Das kritische Tagebuch

Anstößig oder notwendiger Anstoß?

Frankfurt am Main erlaubt das „Oben-ohne-Schwimmen“

© MRG

Die Frankfurter Regierungskoalition (Grün, Rot, Gelb, Farblos) verklärt das nunmehr in öffentlichen Bädern erlaubte „Oben-ohne-Schwimmen“ als Beitrag zur Geschlechtergerechtigkeit. Mir hingegen erscheint die Freigabe als erneutes Indiz für die in der Stadtregierung grassierende Bildungsferne. Denn die weibliche Brust gilt medizinisch als sekundäres Geschlechtsmerkmal. Männer haben keinen Busen. Ihre Brustwarzen sind das Überbleibsel aus einer frühen embryonalen Entwicklungsphase, als das Geschlecht noch nicht festgelegt war. Folglich lässt sich das, was Frauen haben, nicht mit dem vergleichen, was Männer nicht haben. Es besteht also eine Ungleichheit, die sich nicht kaschieren lässt, vor allem nicht mit dem Schlagwort „Geschlechtergerechtigkeit“.
 

Ich zähle mich zu der noch nicht gänzlich ausgestorbenen Gruppe der 68er. Damals, vor 50 Jahren, als Moral vor allem als sexuelle Moral definiert wurde, verzichteten viele Frauen auf das Oberteil. Für sie war es ein Symbol sexueller Verklemmung, das sie wo immer möglich ablegen wollten. Die jungen Männer pflichteten ihnen bei, nicht wenige allerdings genossen auch den Anblick. Doch als „Oben-ohne“ normaler wurde und selbst die katholischen Frauenvereine weniger hysterisch reagierten, verlor sich allmählich der Reiz von Befreiung und voyeuristischem Genuss und damit auch das Anstößige. Viele Frauen der Protestjahre lebten fortan bewusster und selbstbestimmter. Die antiautoritären Männer legten überwiegend das pubertäre Glotzen ab.

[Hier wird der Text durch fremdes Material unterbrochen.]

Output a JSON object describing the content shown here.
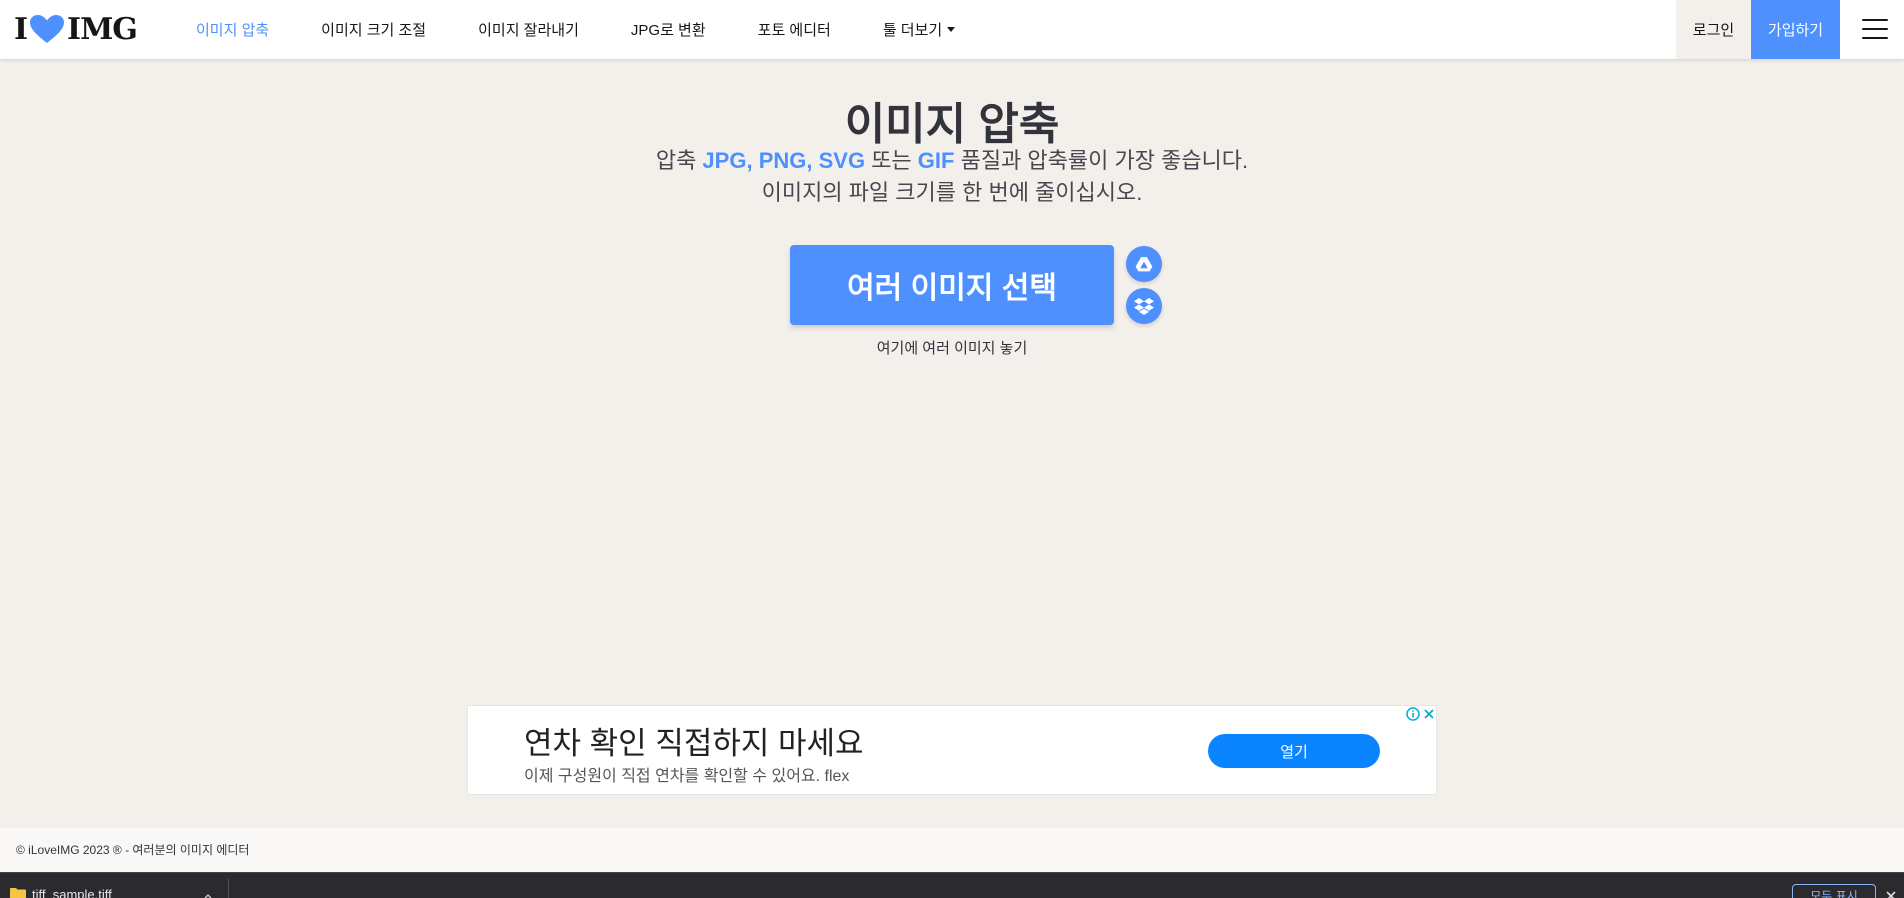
{
  "header": {
    "logo": {
      "left": "I",
      "right": "IMG",
      "heart_color": "#4d90fe"
    },
    "nav": [
      {
        "label": "이미지 압축",
        "active": true
      },
      {
        "label": "이미지 크기 조절",
        "active": false
      },
      {
        "label": "이미지 잘라내기",
        "active": false
      },
      {
        "label": "JPG로 변환",
        "active": false
      },
      {
        "label": "포토 에디터",
        "active": false
      },
      {
        "label": "툴 더보기",
        "active": false,
        "dropdown": true
      }
    ],
    "login_label": "로그인",
    "signup_label": "가입하기"
  },
  "main": {
    "title": "이미지 압축",
    "subtitle": {
      "prefix": "압축 ",
      "fmt1": "JPG",
      "sep1": ", ",
      "fmt2": "PNG",
      "sep2": ", ",
      "fmt3": "SVG",
      "mid": " 또는 ",
      "fmt4": "GIF",
      "suffix": " 품질과 압축률이 가장 좋습니다.",
      "line2": "이미지의 파일 크기를 한 번에 줄이십시오."
    },
    "select_button_label": "여러 이미지 선택",
    "drop_hint": "여기에 여러 이미지 놓기"
  },
  "ad": {
    "headline": "연차 확인 직접하지 마세요",
    "description": "이제 구성원이 직접 연차를 확인할 수 있어요. flex",
    "open_label": "열기"
  },
  "footer": {
    "text": "© iLoveIMG 2023 ® - 여러분의 이미지 에디터"
  },
  "download_bar": {
    "file_name": "tiff_sample.tiff",
    "show_all_label": "모두 표시"
  },
  "colors": {
    "accent": "#4d90fe",
    "page_bg": "#f3f0ec",
    "text": "#33333b"
  }
}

Die Frauen von heute sollten pragmatisch entscheiden, was sie für angemessen und letztlich für normal halten. Vorsicht ist jedoch geboten, wenn ihnen Politiker statt Emanzipation nur billige Surrogate offerieren. Den Männer sei empfohlen, jede auch noch so freizügige Bekleidung der Frauen nicht falsch zu deuten, etwa als Einladung. Vor allem aber scheint es mir an der Zeit zu sein, Geschlechtergerechtigkeit weder an falschem Deutsch noch an falschem Körperbewusstsein fest zu machen.